After volume five, there’s a noticeable slide in quality. I attribute this to the end of Ghost Hunt’s serialization in Nakayoshi and the beginning of direct-to-tankouban releases. The art becomes inconsistent after this point, reminding me of American comics with the way certain characters’ facial proportions change in every panel in which they appear. The characterization also suffers and many cases have moments where explanations don’t make much sense.

The ninth volume is an improvement over the few preceding it, and reveals some answers about Naru’s mysterious “capabilities.” At the very least, it gives me hope that the series might once again produce something really good. For now, I can really only recommend the first five volumes.



Summary: After accidentally breaking an expensive camera, Mai is drafted to help with the investigation into alleged spirit activity in an old building on her high school campus. Despite her expectations, she enjoys the experience and, at the end of the volume, accepts a job working in Naru’s office.

Creepiness Factor: Low. There are plenty of mysterious sounds and accidents in the old building, but the only truly creepy thing is a chair that appears to move on its own.



Summary: The Shibuya Psyshic Research team investigates a residence with a deadly history: every pre-teen child who has ever lived there has died. The case hinges on a creepy doll owned by the 8-year-old girl currently residing there.

Creepiness Factor: Low. And this is coming from someone with childhood trauma concerning a creepy doll.



Summary: Many strange incidents and ghost sightings have been reported at a high school that has recently been abuzz with the discovery that one of the students has psychokinetic abilities. Mai’s powers of intuition lead Naru to test her for psychic ability.

Creepiness Factor: Zero. A very cute scene between Naru and Mai makes up for that, though.



Summary: Yet more strange incidents at a high school, making three such cases in four volumes. This time, events seem to focus on the spirit of a student who had a grudge against the school. This volume also features a great side story about the spirit of a boy, expert at hide-and-seek, who wants to be found.

Creepiness Factor: Low. There isn’t much in the main story itself, but the resolution of the side story is pretty creepy.



Summary: The case that began in the fourth volume is concluded here. Although the story isn’t anything particularly special, the solution is more of a group effort than previously, and there are some great scenes of conflict between the two leads.

Creepiness Factor: Low. There’s one spooky scene in a nurse’s office, especially after the spirit menacing Mai suddenly disappears. Somehow, that’s always worse than a sudden appearance.



Summary: Plot trumps characterization in this installment, when the SPR is hired by the Prime Minister to research a series of unexplained disappearances at a mansion.

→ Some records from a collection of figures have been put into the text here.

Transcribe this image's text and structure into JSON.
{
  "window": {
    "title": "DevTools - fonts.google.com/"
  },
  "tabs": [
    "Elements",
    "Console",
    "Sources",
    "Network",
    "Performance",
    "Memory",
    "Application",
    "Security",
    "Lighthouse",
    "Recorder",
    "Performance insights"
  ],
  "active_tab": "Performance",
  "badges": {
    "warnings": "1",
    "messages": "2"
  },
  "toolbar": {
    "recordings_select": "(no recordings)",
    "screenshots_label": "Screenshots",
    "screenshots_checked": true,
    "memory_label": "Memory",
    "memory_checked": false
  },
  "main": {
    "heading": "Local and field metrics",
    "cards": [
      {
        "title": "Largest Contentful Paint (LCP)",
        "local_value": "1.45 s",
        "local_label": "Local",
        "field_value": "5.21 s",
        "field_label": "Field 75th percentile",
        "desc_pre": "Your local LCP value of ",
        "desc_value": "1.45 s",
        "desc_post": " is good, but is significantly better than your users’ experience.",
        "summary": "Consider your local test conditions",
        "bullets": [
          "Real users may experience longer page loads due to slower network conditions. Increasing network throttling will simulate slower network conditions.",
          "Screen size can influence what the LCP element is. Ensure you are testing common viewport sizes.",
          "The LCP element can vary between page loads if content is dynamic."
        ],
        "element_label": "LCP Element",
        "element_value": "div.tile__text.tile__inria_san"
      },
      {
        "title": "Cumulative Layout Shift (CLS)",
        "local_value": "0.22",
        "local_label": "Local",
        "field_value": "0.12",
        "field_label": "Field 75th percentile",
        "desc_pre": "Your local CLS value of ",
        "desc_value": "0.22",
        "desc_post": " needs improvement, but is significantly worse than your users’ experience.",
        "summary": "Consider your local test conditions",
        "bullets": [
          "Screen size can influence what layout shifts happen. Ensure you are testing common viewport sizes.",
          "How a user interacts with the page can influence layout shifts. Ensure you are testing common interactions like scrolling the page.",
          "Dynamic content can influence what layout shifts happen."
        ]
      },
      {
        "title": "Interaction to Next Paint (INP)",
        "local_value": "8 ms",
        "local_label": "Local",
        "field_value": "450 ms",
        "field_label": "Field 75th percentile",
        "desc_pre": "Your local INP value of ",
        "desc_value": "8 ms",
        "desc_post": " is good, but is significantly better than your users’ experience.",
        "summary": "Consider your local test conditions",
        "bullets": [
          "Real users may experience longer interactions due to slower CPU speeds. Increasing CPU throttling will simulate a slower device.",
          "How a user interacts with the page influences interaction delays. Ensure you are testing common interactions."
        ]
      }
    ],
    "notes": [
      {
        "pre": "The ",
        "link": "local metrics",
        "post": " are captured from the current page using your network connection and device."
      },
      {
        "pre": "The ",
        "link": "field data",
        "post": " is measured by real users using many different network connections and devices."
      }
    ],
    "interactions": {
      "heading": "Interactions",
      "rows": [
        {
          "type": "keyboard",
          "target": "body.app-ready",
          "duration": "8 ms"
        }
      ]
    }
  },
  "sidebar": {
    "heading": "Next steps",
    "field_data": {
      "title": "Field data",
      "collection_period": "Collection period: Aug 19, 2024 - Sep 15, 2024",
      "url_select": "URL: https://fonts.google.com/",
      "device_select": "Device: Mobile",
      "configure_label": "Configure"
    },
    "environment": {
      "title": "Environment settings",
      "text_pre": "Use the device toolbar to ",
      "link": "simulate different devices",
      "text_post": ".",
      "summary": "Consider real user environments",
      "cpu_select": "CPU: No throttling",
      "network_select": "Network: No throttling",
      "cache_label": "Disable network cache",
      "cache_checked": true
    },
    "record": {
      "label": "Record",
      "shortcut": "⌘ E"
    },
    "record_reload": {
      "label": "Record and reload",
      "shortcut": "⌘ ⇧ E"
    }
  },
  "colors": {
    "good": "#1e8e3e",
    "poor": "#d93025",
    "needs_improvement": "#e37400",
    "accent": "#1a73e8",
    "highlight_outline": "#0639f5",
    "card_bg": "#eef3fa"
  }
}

Creepiness Factor: Medium. Prior volumes haven’t featured much blood, but this time Mai’s precognitive dreams include plenty of it.



Summary: The Case of the Creepy Mansion (not actual title) concludes. Art and characterization continue to be not as good as in the first five volumes of the series.

Creepiness Factor: Medium. The best part was when messages from murdered spirits appeared all over the walls.



Summary: A secluded restaurant is cursed—whenever ownership changes hands, the transfer is accompanied by many deaths. In the course of the investigation, Naru is possessed by one of the spirits.

Creepiness Factor: Low. There are a couple of panels of a possessed child grinning eerily. That’s about it.



Summary: The team works together to determine the cause of the curse, freeing Naru in the process. When he awakes, he finally reveals his powers and confronts a wrathful chunk of driftwood. I snark, but it’s actually fairly cool, and meaningful progress on the “Mystery of Naru” plot line is always welcome.

Creepiness Factor: Low. A bunch of frog-like spirits crawling on windows and one possessed middle-aged guy lurking menacingly amongst some shrubbery.